Я кивнул, но Джен запретила ему так говорить, ведь гомосексуалисты заслуживают такого же уважения, как и все остальные. Тим и ухом не повел. Пока Джен читала ему нотацию о правах человека и всяком таком прочем, только переминался с ноги на ногу да таращился в окно в предвкушении грядущего дня. Джен преподавала историю и искусство в старших классах и любила порассуждать о человеческих страданиях.
– Ладно, мам. Больше не буду. Ну, я поехал?
– Ладно. Давай. Только осторожно.
– Веселись! – добавил я наперекор жене. Он же ребенок и должен жить в удовольствие. Ведь совсем скоро парню стукнет тринадцать, и все веселье на ближайшие пять лет закончится. Пусть покатается на велике!
Тим помчался наверх.
Кофе остыл, но горячий мне все равно никогда не нравился. Слишком часто обжигал язык. Джен допила свой коктейль и стала листать женский журнал, в котором якобы имелись все ответы на вопросы о мужчинах и сексе. Наверняка чушь сплошная, но по утрам что еще читать? Передо мной лежала воскресная газета, раскрытая на фотографии президента рядом с директором нефтяной компании. В статье рассказывалось о всяческих откатах и «плюшках», которые администрация президента получала от крупных промышленников: нефть, табак, оружие, все такое.
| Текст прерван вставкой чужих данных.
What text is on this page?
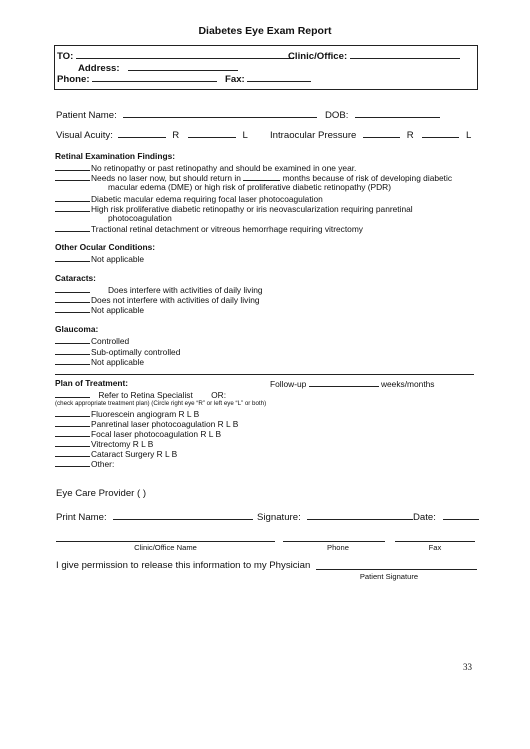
Diabetes Eye Exam Report
TO:	Clinic/Office:
Address:
Phone:	Fax:
Patient Name:	DOB:
Visual Acuity:	R	L Intraocular Pressure	R	L
Retinal Examination Findings:
No retinopathy or past retinopathy and should be examined in one year.
Needs no laser now, but should return in	months because of risk of developing diabetic
macular edema (DME) or high risk of proliferative diabetic retinopathy (PDR)
Diabetic macular edema requiring focal laser photocoagulation
High risk proliferative diabetic retinopathy or iris neovascularization requiring panretinal
photocoagulation
Tractional retinal detachment or vitreous hemorrhage requiring vitrectomy
Other Ocular Conditions:
Not applicable
Cataracts:
Does interfere with activities of daily living
Does not interfere with activities of daily living
Not applicable
Glaucoma:
Controlled
Sub-optimally controlled
Not applicable
Plan of Treatment:	Follow-up	weeks/months
Refer to Retina Specialist OR:
(check appropriate treatment plan) (Circle right eye “R” or left eye “L” or both)
Fluorescein angiogram R L B
Panretinal laser photocoagulation R L B
Focal laser photocoagulation R L B
Vitrectomy R L B
Cataract Surgery R L B
Other:
Eye Care Provider ( )
Print Name:	Signature:	Date:
Clinic/Office Name	Phone	Fax
I give permission to release this information to my Physician
Patient Signature
33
– Скажи ему, чтоб с этим хулиганом не водился, – потребовала жена.
– Президенту?
– Нет же, сыну своему. Пусть не играет с этим рыжим мальчишкой… с этим Мики Ханнисоном. Скажи, чтоб держался от него подальше.
– Почему? – Холодный кофе горчил на языке.
– Потому что Тиму из‑за него влетит.
– Ведь лето же!
– Ну и что? Зачем ему неприятности? Этот Мики – хулиган и дурно на него влияет.
– Все из‑за рыжих волос. Люди на такое реагируют, – сказал я.
Джен нахмурилась.
– Все будет нормально. Надо же ему понять, что такое хорошо и что такое плохо. Хулиган для этого – самая подходящая компания.
– Тим еще маленький. Мики может его побить. Мисс Уэлш сказала, этот Мики по машинам на шоссе швырял камнями. Хочешь, чтобы и Тим так делал?
Я взял газету, свернул и снова положил на стол. С фотографии ухмыльнулась половина лица президента.
– А Уэлш‑то откуда знает? Она ж никуда не выходит.